Imaging means (310) which is a first heat generation source for converting a subject image into an electrical signal;
A central processing unit (342) for processing the electrical signal and a main substrate (340) as a second heat generation source on which the recording medium (341) is mounted on the grip side;
A wireless communication means (351) that is a third heat generation source disposed diagonally to the central processing unit, the recording medium, and the power supply control unit with respect to the imaging means;
A first body structural member (330) at least partially composed of a metal member;
An image display device (501);
In the imaging device (101), comprising: a hinge portion (502) that supports the image display device (501) so as to be rotatable in an opening / closing direction with respect to the first main body structural member.
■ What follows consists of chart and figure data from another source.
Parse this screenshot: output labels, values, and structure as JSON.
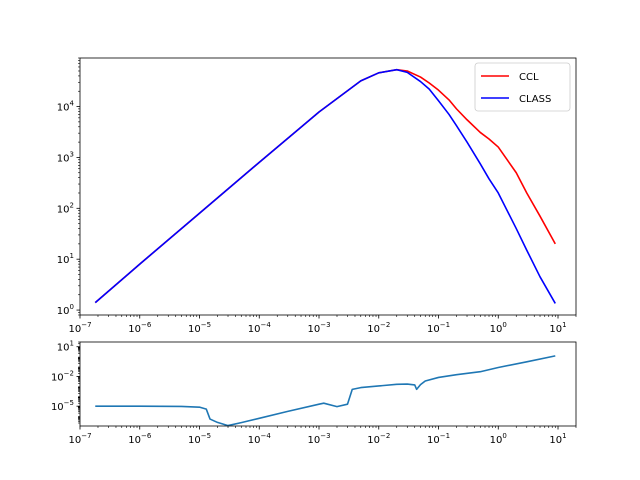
{
  "chart_data": [
    {
      "type": "line",
      "title": "",
      "xlabel": "",
      "ylabel": "",
      "xscale": "log",
      "yscale": "log",
      "xlim": [
        1e-07,
        20
      ],
      "ylim": [
        0.8,
        90000
      ],
      "x_ticks": [
        {
          "value": 1e-07,
          "label": "10",
          "exp": "−7"
        },
        {
          "value": 1e-06,
          "label": "10",
          "exp": "−6"
        },
        {
          "value": 1e-05,
          "label": "10",
          "exp": "−5"
        },
        {
          "value": 0.0001,
          "label": "10",
          "exp": "−4"
        },
        {
          "value": 0.001,
          "label": "10",
          "exp": "−3"
        },
        {
          "value": 0.01,
          "label": "10",
          "exp": "−2"
        },
        {
          "value": 0.1,
          "label": "10",
          "exp": "−1"
        },
        {
          "value": 1,
          "label": "10",
          "exp": "0"
        },
        {
          "value": 10,
          "label": "10",
          "exp": "1"
        }
      ],
      "y_ticks": [
        {
          "value": 1,
          "label": "10",
          "exp": "0"
        },
        {
          "value": 10,
          "label": "10",
          "exp": "1"
        },
        {
          "value": 100,
          "label": "10",
          "exp": "2"
        },
        {
          "value": 1000,
          "label": "10",
          "exp": "3"
        },
        {
          "value": 10000,
          "label": "10",
          "exp": "4"
        }
      ],
      "legend": {
        "position": "top-right",
        "entries": [
          "CCL",
          "CLASS"
        ]
      },
      "grid": false,
      "series": [
        {
          "name": "CCL",
          "color": "#ff0000",
          "x": [
            1.8e-07,
            1e-06,
            1e-05,
            0.0001,
            0.001,
            0.005,
            0.01,
            0.02,
            0.03,
            0.05,
            0.07,
            0.1,
            0.15,
            0.2,
            0.3,
            0.5,
            0.7,
            1,
            2,
            3,
            5,
            9
          ],
          "y": [
            1.4,
            8,
            80,
            800,
            7800,
            32000,
            46000,
            53000,
            50000,
            38000,
            29000,
            21000,
            13500,
            9000,
            5500,
            3100,
            2300,
            1600,
            500,
            200,
            70,
            20
          ]
        },
        {
          "name": "CLASS",
          "color": "#0000ff",
          "x": [
            1.8e-07,
            1e-06,
            1e-05,
            0.0001,
            0.001,
            0.005,
            0.01,
            0.02,
            0.03,
            0.05,
            0.07,
            0.1,
            0.15,
            0.2,
            0.3,
            0.5,
            0.7,
            1,
            2,
            3,
            5,
            9
          ],
          "y": [
            1.4,
            8,
            80,
            800,
            7800,
            32000,
            46000,
            53000,
            47000,
            31000,
            22000,
            13000,
            7000,
            4200,
            2000,
            750,
            380,
            200,
            40,
            15,
            4.5,
            1.35
          ]
        }
      ]
    },
    {
      "type": "line",
      "title": "",
      "xlabel": "",
      "ylabel": "",
      "xscale": "log",
      "yscale": "log",
      "xlim": [
        1e-07,
        20
      ],
      "ylim": [
        1e-07,
        30
      ],
      "x_ticks": [
        {
          "value": 1e-07,
          "label": "10",
          "exp": "−7"
        },
        {
          "value": 1e-06,
          "label": "10",
          "exp": "−6"
        },
        {
          "value": 1e-05,
          "label": "10",
          "exp": "−5"
        },
        {
          "value": 0.0001,
          "label": "10",
          "exp": "−4"
        },
        {
          "value": 0.001,
          "label": "10",
          "exp": "−3"
        },
        {
          "value": 0.01,
          "label": "10",
          "exp": "−2"
        },
        {
          "value": 0.1,
          "label": "10",
          "exp": "−1"
        },
        {
          "value": 1,
          "label": "10",
          "exp": "0"
        },
        {
          "value": 10,
          "label": "10",
          "exp": "1"
        }
      ],
      "y_ticks": [
        {
          "value": 1e-05,
          "label": "10",
          "exp": "−5"
        },
        {
          "value": 0.01,
          "label": "10",
          "exp": "−2"
        },
        {
          "value": 10,
          "label": "10",
          "exp": "1"
        }
      ],
      "grid": false,
      "series": [
        {
          "color": "#1f77b4",
          "x": [
            1.8e-07,
            1e-06,
            5e-06,
            1e-05,
            1.3e-05,
            1.5e-05,
            2e-05,
            3e-05,
            5e-05,
            0.0001,
            0.0003,
            0.001,
            0.0012,
            0.002,
            0.003,
            0.0036,
            0.005,
            0.01,
            0.02,
            0.03,
            0.04,
            0.043,
            0.05,
            0.06,
            0.1,
            0.2,
            0.5,
            1,
            3,
            9
          ],
          "y": [
            1e-05,
            1e-05,
            9.5e-06,
            8e-06,
            5e-06,
            5e-07,
            2.3e-07,
            1.1e-07,
            2.2e-07,
            6e-07,
            3e-06,
            1.6e-05,
            2e-05,
            9e-06,
            1.6e-05,
            0.0005,
            0.00075,
            0.0011,
            0.0016,
            0.0017,
            0.0014,
            0.0005,
            0.0015,
            0.0035,
            0.008,
            0.015,
            0.03,
            0.08,
            0.3,
            1.2
          ]
        }
      ]
    }
  ]
}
Arranged in order of the main substrate, the imaging means, the first main body structural member, the wireless communication means from the back side in the photographing optical axis direction,
A first heat transfer member (371) connected to the imaging means;
A second heat transfer member (372) disposed on the front side of the main substrate;
A third heat transfer member (381) connected to the wireless communication means;
A fourth heat transfer member (376) connected to the second heat transfer member;
A second main body structural member (360) having a metal tripod seat screw portion disposed on the bottom surface of the first main body structural member;
The first heat transfer member is connected to the first body structural member on the back side,
The second heat transfer member is connected to the first main body structural member on the back side on the central processing unit of the main substrate, the recording medium, and the power supply control unit side with respect to the imaging unit,
The third heat transfer member is connected to a hinge portion of the image display device on the wireless communication means side with respect to the imaging means,
The image pickup apparatus, wherein the fourth heat transfer member is connected to the second main body structural member. The imaging device further includes a first metal member (383) connected to the third heat transfer member;
A strap mounting bracket (384),
The first metal member is connected to the second body constituting member and the strap mounting bracket,
The imaging apparatus according to claim 1, wherein the thermal conductivity of the first metal member is smaller than that of the third heat transfer member and the second main body constituting member. The main board has a power supply controller (343) mounted on the grip side,
The imaging apparatus according to claim 1, wherein the first heat transfer member is connected to the first main body structural member on the wireless communication unit side with respect to the imaging unit.